While mixing the comedy and drama that is awkward teenage angst with true horror elements, Mann’s film definitely favors comedy over scares. That isn’t a bad thing by any means, but some viewers think that in order to be classified as horror, a film has to be only scary. Truthfully, this is not one of them, so if you’re looking for a zombie film worth a blood-curdling scream or two, you’re going to be let down. Instead, Detention Of The Dead has honest fun exploiting the hierarchical system of high school, even during the end of days. The nerd is helplessly in love with the cheerleader, but she’s dating the bully who torments him. Meanwhile, the goth chick is in love with the nerd, yet he’s essentially friendzoned her and would rather dream about his unattainable cheerleader. The stoner laughs at the atrocities going on around him, the bully proves his dickish reputation as often as possible, and our jock passes the time by doing dips. It’s like if Glee turned into a horror comedy and instead of singing, they fought for their lives – but still focused on their now meaningless “problems.”
As for our young actors, each one hammed up their character persona to really play up each cliche, but no one had more fun doing so than Justin Chon’s stoner character Ash. He’s the heavy-hitting comedic relief who finds the zombie invasion hilarious, taking nothing serious – which is exemplified by his prioritizing bathroom needs over actual survival. Jacob Zachar, playing geek Eddie, plays a likable main character for our struggling group, while Alexa Nikolas is equally as enjoyable as his sidekick of sorts. Nikolas gets to play the horror obsessed zombie encyclopedia though, which is relatable for a horror movie lover like me. C’mon, I guarantee there isn’t a horror fan out there that hasn’t thought at least once about surviving a zombie attack. Nikolas’ character shows exactly why.

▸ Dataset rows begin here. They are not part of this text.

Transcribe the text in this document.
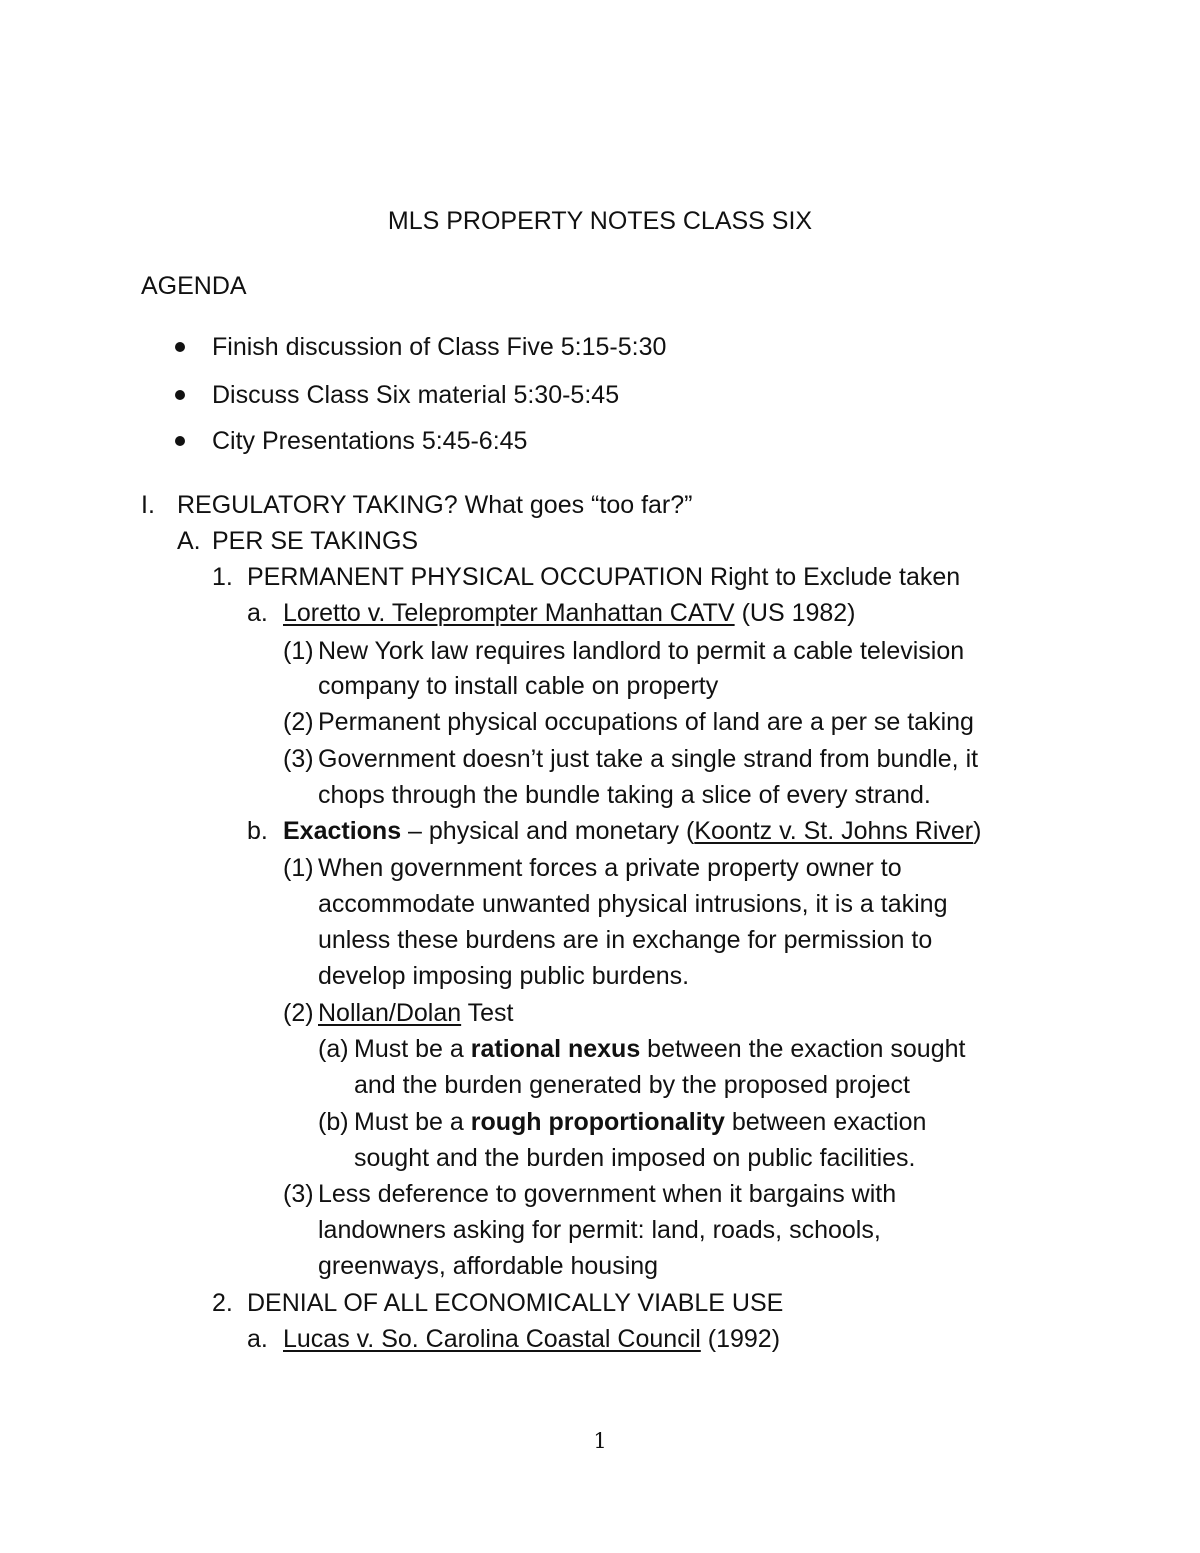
MLS PROPERTY NOTES CLASS SIX
AGENDA
Finish discussion of Class Five 5:15-5:30
Discuss Class Six material 5:30-5:45
City Presentations 5:45-6:45
I. REGULATORY TAKING? What goes “too far?”
A. PER SE TAKINGS
1. PERMANENT PHYSICAL OCCUPATION Right to Exclude taken
a. Loretto v. Teleprompter Manhattan CATV (US 1982)
(1) New York law requires landlord to permit a cable television
company to install cable on property
(2) Permanent physical occupations of land are a per se taking
(3) Government doesn’t just take a single strand from bundle, it
chops through the bundle taking a slice of every strand.
b. Exactions – physical and monetary (Koontz v. St. Johns River)
(1) When government forces a private property owner to
accommodate unwanted physical intrusions, it is a taking
unless these burdens are in exchange for permission to
develop imposing public burdens.
(2) Nollan/Dolan Test
(a) Must be a rational nexus between the exaction sought
and the burden generated by the proposed project
(b) Must be a rough proportionality between exaction
sought and the burden imposed on public facilities.
(3) Less deference to government when it bargains with
landowners asking for permit: land, roads, schools,
greenways, affordable housing
2. DENIAL OF ALL ECONOMICALLY VIABLE USE
a. Lucas v. So. Carolina Coastal Council (1992)
1
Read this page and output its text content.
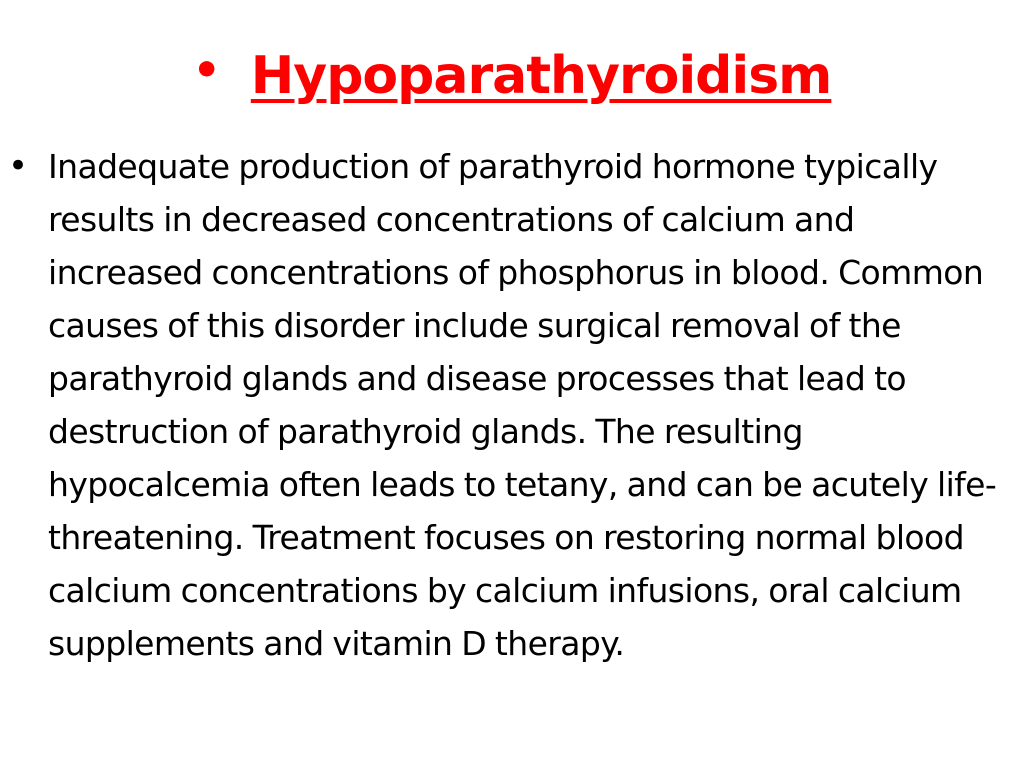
• Hypoparathyroidism
• Inadequate production of parathyroid hormone typically results in decreased concentrations of calcium and increased concentrations of phosphorus in blood. Common causes of this disorder include surgical removal of the parathyroid glands and disease processes that lead to destruction of parathyroid glands. The resulting hypocalcemia often leads to tetany, and can be acutely life-threatening. Treatment focuses on restoring normal blood calcium concentrations by calcium infusions, oral calcium supplements and vitamin D therapy.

With all that said, Detention Of The Dead isn’t going to be for everyone. Mann’s film is undeniably goofy, doesn’t exactly utilize the most ferocious zombies, carries a maturity level equal to the hormone-driven high school characters, and might be better suited for younger zombie fans. While I was pleasantly surprised by the amount of detailed gore our zombies create, I can see certain viewers growing tired of the high-as-a-kite druggie repeatedly telling characters to “chillax.” If you don’t like light-hearted jabs, coming-of-age quirks, zero atmospheric darkness, societal commentary, and plot material succeeding that probably shouldn’t, then this film might feel like you’re actually stuck in detention, forced to sit silently until the credits roll.
Luckily, I’m not one of those people who can’t stand the above mentioned type of film. Personally, I love horror comedies, I love zombies, and I love high school atmospheres being ravaged by both scenarios. It’s always a blast to see how directors interpret that special period in our lives when every day is a struggle not to make an ass of yourself – except now you’re trying to stay alive as well. Detention Of The Dead sits in the same category as Dance Of The Dead for me, making typically annoying high school stereotypes funny by injecting a little undead danger into the mix. You can only do so much with high school stories, but setting them durning the apocalypse opens doors straight comedies will never know. Professor Mann, this is one class I wouldn’t mind repeating over and over again.